Jerusalem: The Israeli military said on Tuesday that some 40 projectiles were fired from Lebanon into central and northern Israel, with first responders reporting that four people were lightly injured by shrapnel.
“Following sirens that sounded between 09:50 and 09:51 in the Upper Galilee, Western Galilee, and Central Galilee areas, approximately 25 projectiles were identified crossing from Lebanon into Israel. Some of the projectiles were intercepted and fallen projectiles were identified in the area,” the military said in a statement.
That announcement followed earlier reports that some 15 projectiles fired that set of air raid sirens.
A spokesperson for Israeli first responders said that in central Israel it found “four individuals with light injuries from glass shards.... They were injured while in a concrete building where the windows shattered.”
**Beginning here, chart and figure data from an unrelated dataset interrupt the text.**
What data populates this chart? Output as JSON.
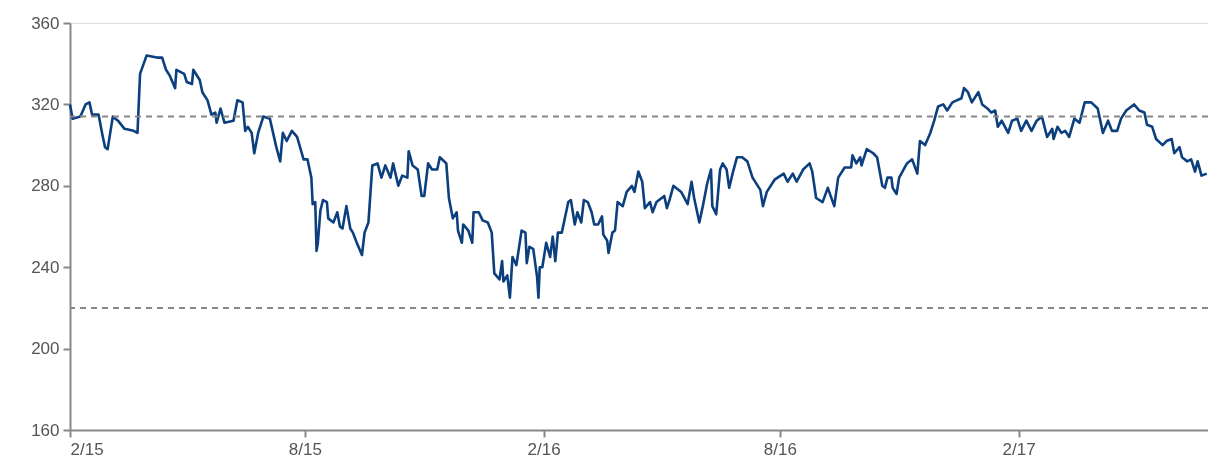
{
  "chart_data": {
    "type": "line",
    "x": [
      "2015-02-01",
      "2015-02-03",
      "2015-02-09",
      "2015-02-13",
      "2015-02-16",
      "2015-02-18",
      "2015-02-23",
      "2015-02-26",
      "2015-02-28",
      "2015-03-02",
      "2015-03-06",
      "2015-03-10",
      "2015-03-15",
      "2015-03-22",
      "2015-03-25",
      "2015-03-27",
      "2015-04-01",
      "2015-04-09",
      "2015-04-13",
      "2015-04-16",
      "2015-04-19",
      "2015-04-23",
      "2015-04-24",
      "2015-04-30",
      "2015-05-02",
      "2015-05-06",
      "2015-05-07",
      "2015-05-12",
      "2015-05-14",
      "2015-05-18",
      "2015-05-21",
      "2015-05-24",
      "2015-05-25",
      "2015-05-28",
      "2015-05-31",
      "2015-06-07",
      "2015-06-10",
      "2015-06-14",
      "2015-06-16",
      "2015-06-18",
      "2015-06-21",
      "2015-06-23",
      "2015-06-26",
      "2015-06-30",
      "2015-07-05",
      "2015-07-10",
      "2015-07-13",
      "2015-07-15",
      "2015-07-18",
      "2015-07-22",
      "2015-07-26",
      "2015-07-31",
      "2015-08-03",
      "2015-08-06",
      "2015-08-07",
      "2015-08-09",
      "2015-08-10",
      "2015-08-11",
      "2015-08-13",
      "2015-08-15",
      "2015-08-18",
      "2015-08-19",
      "2015-08-23",
      "2015-08-26",
      "2015-08-28",
      "2015-08-30",
      "2015-09-02",
      "2015-09-05",
      "2015-09-07",
      "2015-09-10",
      "2015-09-14",
      "2015-09-16",
      "2015-09-19",
      "2015-09-22",
      "2015-09-26",
      "2015-09-29",
      "2015-10-02",
      "2015-10-06",
      "2015-10-08",
      "2015-10-12",
      "2015-10-15",
      "2015-10-19",
      "2015-10-20",
      "2015-10-23",
      "2015-10-27",
      "2015-10-30",
      "2015-11-01",
      "2015-11-04",
      "2015-11-07",
      "2015-11-11",
      "2015-11-13",
      "2015-11-18",
      "2015-11-20",
      "2015-11-23",
      "2015-11-26",
      "2015-11-27",
      "2015-11-30",
      "2015-12-01",
      "2015-12-05",
      "2015-12-08",
      "2015-12-09",
      "2015-12-13",
      "2015-12-16",
      "2015-12-20",
      "2015-12-23",
      "2015-12-25",
      "2015-12-29",
      "2015-12-31",
      "2016-01-01",
      "2016-01-04",
      "2016-01-06",
      "2016-01-08",
      "2016-01-11",
      "2016-01-15",
      "2016-01-18",
      "2016-01-19",
      "2016-01-21",
      "2016-01-24",
      "2016-01-27",
      "2016-01-28",
      "2016-01-29",
      "2016-01-31",
      "2016-02-03",
      "2016-02-06",
      "2016-02-08",
      "2016-02-10",
      "2016-02-12",
      "2016-02-15",
      "2016-02-20",
      "2016-02-22",
      "2016-02-25",
      "2016-02-27",
      "2016-03-01",
      "2016-03-03",
      "2016-03-06",
      "2016-03-09",
      "2016-03-11",
      "2016-03-14",
      "2016-03-17",
      "2016-03-18",
      "2016-03-21",
      "2016-03-22",
      "2016-03-25",
      "2016-03-27",
      "2016-03-29",
      "2016-04-02",
      "2016-04-05",
      "2016-04-09",
      "2016-04-11",
      "2016-04-14",
      "2016-04-17",
      "2016-04-19",
      "2016-04-23",
      "2016-04-25",
      "2016-04-28",
      "2016-05-04",
      "2016-05-06",
      "2016-05-08",
      "2016-05-11",
      "2016-05-17",
      "2016-05-22",
      "2016-05-25",
      "2016-05-27",
      "2016-05-31",
      "2016-06-03",
      "2016-06-06",
      "2016-06-09",
      "2016-06-10",
      "2016-06-13",
      "2016-06-16",
      "2016-06-18",
      "2016-06-21",
      "2016-06-23",
      "2016-06-26",
      "2016-06-29",
      "2016-07-03",
      "2016-07-07",
      "2016-07-11",
      "2016-07-17",
      "2016-07-19",
      "2016-07-22",
      "2016-07-28",
      "2016-08-04",
      "2016-08-07",
      "2016-08-11",
      "2016-08-14",
      "2016-08-19",
      "2016-08-24",
      "2016-08-26",
      "2016-08-29",
      "2016-09-03",
      "2016-09-07",
      "2016-09-12",
      "2016-09-15",
      "2016-09-20",
      "2016-09-25",
      "2016-09-26",
      "2016-09-29",
      "2016-10-02",
      "2016-10-03",
      "2016-10-07",
      "2016-10-12",
      "2016-10-15",
      "2016-10-19",
      "2016-10-21",
      "2016-10-23",
      "2016-10-26",
      "2016-10-27",
      "2016-10-30",
      "2016-11-01",
      "2016-11-07",
      "2016-11-11",
      "2016-11-15",
      "2016-11-17",
      "2016-11-21",
      "2016-11-25",
      "2016-11-28",
      "2016-12-01",
      "2016-12-05",
      "2016-12-08",
      "2016-12-12",
      "2016-12-19",
      "2016-12-21",
      "2016-12-24",
      "2016-12-27",
      "2017-01-01",
      "2017-01-04",
      "2017-01-08",
      "2017-01-11",
      "2017-01-14",
      "2017-01-16",
      "2017-01-19",
      "2017-01-24",
      "2017-01-27",
      "2017-01-31",
      "2017-02-03",
      "2017-02-07",
      "2017-02-11",
      "2017-02-15",
      "2017-02-19",
      "2017-02-23",
      "2017-02-27",
      "2017-02-28",
      "2017-03-03",
      "2017-03-06",
      "2017-03-09",
      "2017-03-12",
      "2017-03-16",
      "2017-03-20",
      "2017-03-24",
      "2017-03-29",
      "2017-04-03",
      "2017-04-07",
      "2017-04-11",
      "2017-04-14",
      "2017-04-18",
      "2017-04-21",
      "2017-04-25",
      "2017-05-01",
      "2017-05-05",
      "2017-05-09",
      "2017-05-11",
      "2017-05-15",
      "2017-05-18",
      "2017-05-23",
      "2017-05-26",
      "2017-05-30",
      "2017-06-01",
      "2017-06-05",
      "2017-06-07",
      "2017-06-11",
      "2017-06-14",
      "2017-06-17",
      "2017-06-19",
      "2017-06-22",
      "2017-06-26"
    ],
    "series": [
      {
        "color": "#0b3f7e",
        "values": [
          320,
          313,
          314,
          320,
          321,
          315,
          315,
          305,
          299,
          298,
          314,
          312,
          308,
          307,
          306,
          335,
          344,
          343,
          343,
          337,
          334,
          328,
          337,
          335,
          331,
          330,
          337,
          332,
          326,
          322,
          315,
          316,
          311,
          318,
          311,
          312,
          322,
          321,
          307,
          309,
          306,
          296,
          306,
          314,
          313,
          299,
          292,
          306,
          302,
          307,
          304,
          293,
          293,
          284,
          271,
          272,
          248,
          252,
          268,
          273,
          272,
          264,
          262,
          267,
          260,
          259,
          270,
          259,
          257,
          252,
          246,
          257,
          262,
          290,
          291,
          284,
          290,
          284,
          291,
          280,
          285,
          284,
          297,
          290,
          288,
          275,
          275,
          291,
          288,
          288,
          294,
          291,
          274,
          264,
          267,
          258,
          252,
          261,
          258,
          252,
          267,
          267,
          263,
          262,
          257,
          237,
          234,
          243,
          233,
          236,
          225,
          245,
          241,
          258,
          257,
          242,
          250,
          249,
          235,
          225,
          240,
          240,
          252,
          245,
          255,
          243,
          257,
          257,
          272,
          273,
          261,
          267,
          262,
          273,
          272,
          267,
          261,
          261,
          265,
          256,
          253,
          247,
          257,
          258,
          272,
          270,
          277,
          280,
          277,
          287,
          282,
          269,
          272,
          267,
          272,
          275,
          269,
          273,
          280,
          277,
          271,
          282,
          274,
          262,
          271,
          281,
          288,
          270,
          266,
          288,
          291,
          288,
          279,
          287,
          294,
          294,
          292,
          284,
          278,
          270,
          277,
          283,
          286,
          282,
          286,
          282,
          288,
          291,
          287,
          274,
          272,
          279,
          270,
          284,
          289,
          289,
          295,
          291,
          294,
          290,
          298,
          296,
          294,
          280,
          279,
          284,
          284,
          279,
          276,
          284,
          291,
          293,
          286,
          302,
          300,
          306,
          312,
          319,
          320,
          317,
          321,
          323,
          328,
          326,
          321,
          326,
          320,
          318,
          316,
          317,
          309,
          312,
          306,
          312,
          313,
          307,
          312,
          307,
          312,
          314,
          304,
          308,
          303,
          309,
          306,
          307,
          304,
          313,
          311,
          321,
          321,
          318,
          306,
          312,
          307,
          307,
          313,
          317,
          320,
          317,
          316,
          310,
          309,
          303,
          300,
          302,
          303,
          296,
          299,
          294,
          292,
          293,
          287,
          292,
          285,
          286
        ]
      }
    ],
    "xlim": [
      "2015-02-01",
      "2017-06-27"
    ],
    "xticks": [
      {
        "value": "2015-02-01",
        "label": "2/15"
      },
      {
        "value": "2015-08-01",
        "label": "8/15"
      },
      {
        "value": "2016-02-01",
        "label": "2/16"
      },
      {
        "value": "2016-08-01",
        "label": "8/16"
      },
      {
        "value": "2017-02-01",
        "label": "2/17"
      }
    ],
    "ylim": [
      160,
      360
    ],
    "yticks": [
      160,
      200,
      240,
      280,
      320,
      360
    ],
    "ref_lines": [
      {
        "axis": "y",
        "value": 314,
        "color": "#888888",
        "line_style": "dashed"
      },
      {
        "axis": "y",
        "value": 220,
        "color": "#888888",
        "line_style": "dashed"
      }
    ],
    "grid": false,
    "marker": "none",
    "line_style": "solid"
  }
}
The Israeli police said they were searching the impact sites from projectiles intercepted by Israel’s air defense systems but did not report any serious damage.
On Monday, one person was killed and several people were injured in two separate incidents, one in the northern Israeli town of Shfaram and the other in the suburbs of Israel’s commercial hub of Tel Aviv.
The military said Lebanon’s Hezbollah movement, which is backed by Iran, fired around 100 projectiles from Lebanon toward Israel on Monday, while Israel’s air force carried out strikes on Beirut.
Hezbollah began firing rockets into Israel in October last year in support of the Palestinian militant group Hamas in Gaza. Since September, Israel has conducted extensive bombing campaigns in Lebanon primarily targeting Hezbollah strongholds, though some strikes have hit areas outside the Iran-backed group’s control.